Telnet is a mostly a TCP stream that contains only text that should be output to the screen. Hidden inside the otherwise plain TCP stream is a series of bytes called IAC (Interpret as Command). This is the byte 255
followed by at least 1 other byte that describes what the command is.
An example stream might be:
"Welcome! What is your name? " <> <<255, 249>>
This is the command to Go Ahead (GA), signaling to the remote client that the server is done sending and should display the text it sent. In order to act on this, the Grapevine web client needs to be able to parse this binary stream to find the commands.
Luckily Elixir has a wonderful thing called binary pattern matching that saves the day.
Pattern Matching on Binaries
In order to find these telnet commands, I have a function that takes the full binary as it pops off bytes at a time until it finds a known byte series such as the go ahead.
def options(binary, current \\ <<>>, processed \\ [])

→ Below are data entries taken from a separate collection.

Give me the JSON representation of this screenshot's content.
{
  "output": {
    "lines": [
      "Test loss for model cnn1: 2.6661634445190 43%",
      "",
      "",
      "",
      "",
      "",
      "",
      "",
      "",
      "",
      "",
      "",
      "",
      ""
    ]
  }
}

def options(<<>>, current, processed) do
processed ++ [current]
end
def options(<<@iac, @ga, data::binary>>, current, processed) do
options(data, <<>>, processed ++ [current, <<@iac, @ga>>])
end
def options(<<byte::size(8), data::binary>>, current, processed) do
options(data, current <> <<byte>>, processed)
end
With this you can now call options/3
with the above binary and get ["Welcome! What is your name? ", <<255, 249>>]

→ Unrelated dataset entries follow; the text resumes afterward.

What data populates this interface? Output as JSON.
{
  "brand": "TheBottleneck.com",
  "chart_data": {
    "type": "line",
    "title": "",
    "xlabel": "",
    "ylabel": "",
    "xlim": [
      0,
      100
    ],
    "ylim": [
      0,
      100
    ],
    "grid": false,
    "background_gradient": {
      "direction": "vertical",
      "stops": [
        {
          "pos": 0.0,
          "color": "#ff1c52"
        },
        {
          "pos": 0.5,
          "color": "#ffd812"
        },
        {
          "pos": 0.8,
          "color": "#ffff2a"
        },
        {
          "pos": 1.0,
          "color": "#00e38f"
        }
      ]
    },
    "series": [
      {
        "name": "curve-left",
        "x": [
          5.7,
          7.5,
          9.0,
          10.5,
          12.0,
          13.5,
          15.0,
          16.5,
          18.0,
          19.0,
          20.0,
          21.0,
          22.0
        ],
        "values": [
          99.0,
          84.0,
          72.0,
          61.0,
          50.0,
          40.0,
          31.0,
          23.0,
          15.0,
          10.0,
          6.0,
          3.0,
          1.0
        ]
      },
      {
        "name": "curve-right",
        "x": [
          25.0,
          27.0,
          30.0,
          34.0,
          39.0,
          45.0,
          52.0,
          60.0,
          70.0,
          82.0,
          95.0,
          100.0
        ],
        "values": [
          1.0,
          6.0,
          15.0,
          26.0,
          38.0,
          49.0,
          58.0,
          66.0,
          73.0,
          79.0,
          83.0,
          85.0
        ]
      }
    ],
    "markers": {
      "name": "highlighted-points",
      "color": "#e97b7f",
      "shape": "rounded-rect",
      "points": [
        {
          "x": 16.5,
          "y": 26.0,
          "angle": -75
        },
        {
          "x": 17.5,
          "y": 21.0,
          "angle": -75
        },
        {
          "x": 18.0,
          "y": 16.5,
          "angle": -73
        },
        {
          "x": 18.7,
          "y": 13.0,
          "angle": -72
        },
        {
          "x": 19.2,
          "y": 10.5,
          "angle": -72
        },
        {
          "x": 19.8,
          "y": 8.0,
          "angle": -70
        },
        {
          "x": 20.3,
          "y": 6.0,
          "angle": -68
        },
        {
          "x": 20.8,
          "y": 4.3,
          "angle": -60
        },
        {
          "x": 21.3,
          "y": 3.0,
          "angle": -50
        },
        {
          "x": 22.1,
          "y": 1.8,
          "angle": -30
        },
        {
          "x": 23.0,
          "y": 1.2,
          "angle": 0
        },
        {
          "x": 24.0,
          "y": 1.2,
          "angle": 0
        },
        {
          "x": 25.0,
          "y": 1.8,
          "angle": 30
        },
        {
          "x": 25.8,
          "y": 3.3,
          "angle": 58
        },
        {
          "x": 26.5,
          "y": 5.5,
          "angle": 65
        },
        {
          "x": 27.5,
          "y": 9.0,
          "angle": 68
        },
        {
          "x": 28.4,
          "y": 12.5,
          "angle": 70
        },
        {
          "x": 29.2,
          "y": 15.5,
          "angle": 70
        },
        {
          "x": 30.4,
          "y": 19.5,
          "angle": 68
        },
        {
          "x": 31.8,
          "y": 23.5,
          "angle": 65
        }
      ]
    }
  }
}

This works by expecting the last option
function definition to be the main call; it takes the top byte of the binary, ::size(8)
, and adds it to the current working binary. It then calls itself again with the rest of the binary, minus the first byte.
If a known byte sequence is encountered at the beginning of the binary, that function definition is called instead. The current working binary and the known pattern is added to the processed data.
The function continues to recurse by calling itself with the unprocessed binary and continues until it runs out of binary data. The top function then matches and the processed data is returned with the final current working binary.
Transforming Binary into Actionable Data
With this list of broken up binary data, I then loop over the list transforming it into something useful for the application.
def transform(<<@iac, @ga>>), do: {:ga}
def transform(string), do: {:string, string}
This results in the following list, continuing with the example: [{:string, "Welcome! What is your name? "}, {:ga}]
. The application can then easily act on each of these pieces of data, processing as needed.
Conclusion
Binary pattern matching is incredibly powerful and I suggest seeing what else is available in the Elixir Special Forms documentation.
The full code for the example above is also available on GitHub, both the options function and the transform function. The real examples are much more complicated as some telnet options don't have a determined length, and the real options function parses those out — with more pattern matching!